An old stone wheel used to sharpen the shears and wool press
Union Tickets
It’s all in the crimples
The evolution of Shears

They also do three live shearing demonstrations.  We had missed the first one, so we headed back to camp to hook Leeroy up and come back in time to catch the next one.


The shearing shed where the demonstration is held is actually an old Murray Downs shearing shed that they dismantled, and transported to Hay for reassembly specifically for the museum – quite amazing really.

holding pens
Early style wheel geared shearing mechinisms
Newer engine powered shearing gear
Wool Press and Sorting Table
Wool Press
The exit pens

We had a quick bite to eat at the cafe attached to the museum, which was obviously also popular with the locals and oh boy did those gluten filled scones look amazing or what!!! Tash is being sympathetic and hasn’t yet indulged in any gluten yumminess, even though I’ve been pointing out the bakeries and cake shops – well someone else might call it scoffing rather than pointing out lol.

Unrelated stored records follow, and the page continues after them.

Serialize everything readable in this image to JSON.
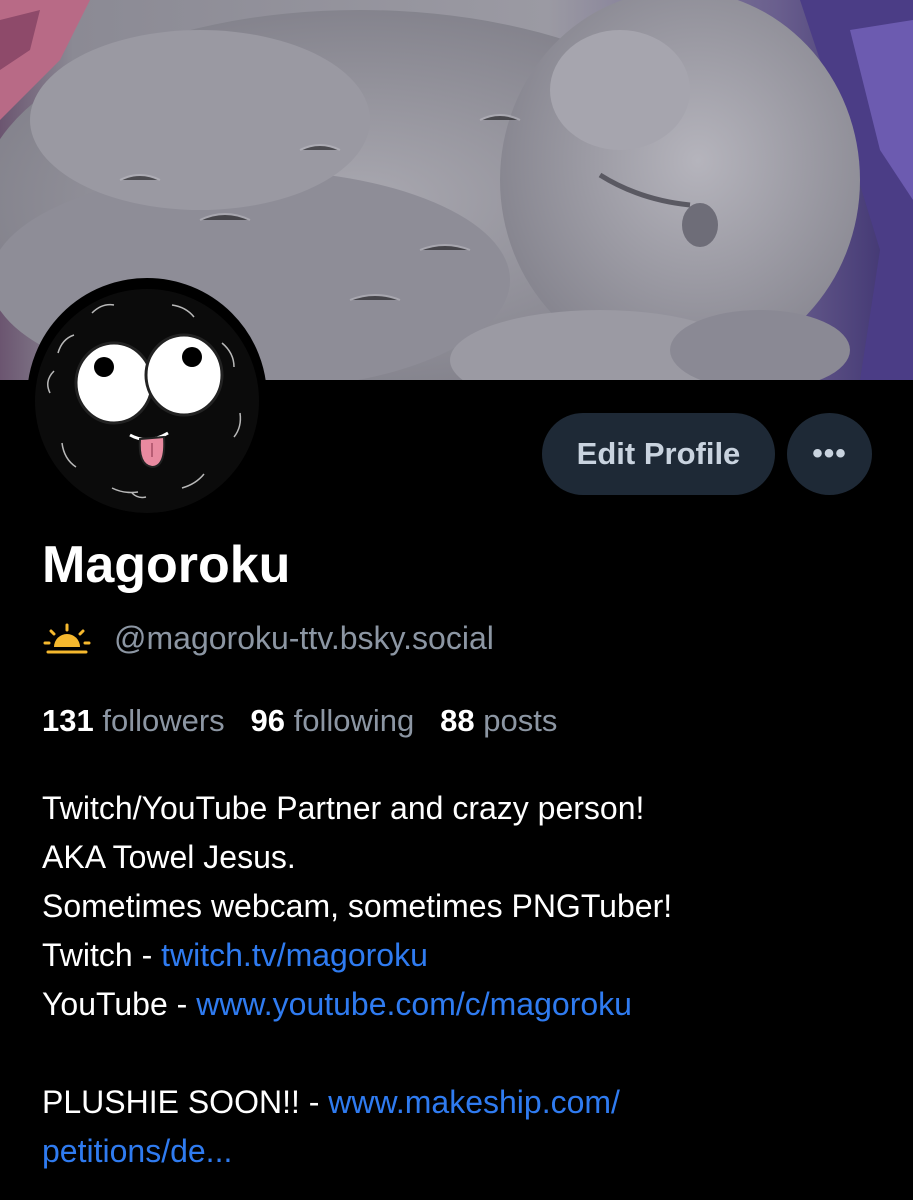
{
  "profile": {
    "display_name": "Magoroku",
    "handle": "@magoroku-ttv.bsky.social",
    "handle_icon": "sun-icon",
    "edit_label": "Edit Profile",
    "more_label": "•••"
  },
  "stats": {
    "followers_count": "131",
    "followers_label": "followers",
    "following_count": "96",
    "following_label": "following",
    "posts_count": "88",
    "posts_label": "posts"
  },
  "bio": {
    "line1": "Twitch/YouTube Partner and crazy person!",
    "line2": "AKA Towel Jesus.",
    "line3": "Sometimes webcam, sometimes PNGTuber!",
    "twitch_prefix": "Twitch - ",
    "twitch_link": "twitch.tv/magoroku",
    "youtube_prefix": "YouTube - ",
    "youtube_link": "www.youtube.com/c/magoroku",
    "plushie_prefix": "PLUSHIE SOON!! - ",
    "plushie_link_part1": "www.makeship.com/",
    "plushie_link_part2": "petitions/de..."
  },
  "colors": {
    "background": "#000000",
    "button_bg": "#1e2936",
    "link": "#2f7bf0",
    "muted_text": "#8c96a3",
    "icon_accent": "#f5b82e"
  }
}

After lunch we got hack on the road and headed towards Balranald. We weren’t sure how much of the rain they had received so had a few options as to where we might spend the night if the free camps were closed due to wet roads.

It rained reasonably steady all the way to Balranald so we opted for the warm showers and camp kitchen at the Balranald Caravan Park.

We still had our water views
Leeroy hiding in among the trees
Murrumbidgee River

It rained very consistency for the night, so we were thankful to have the camp kitchen to cook in.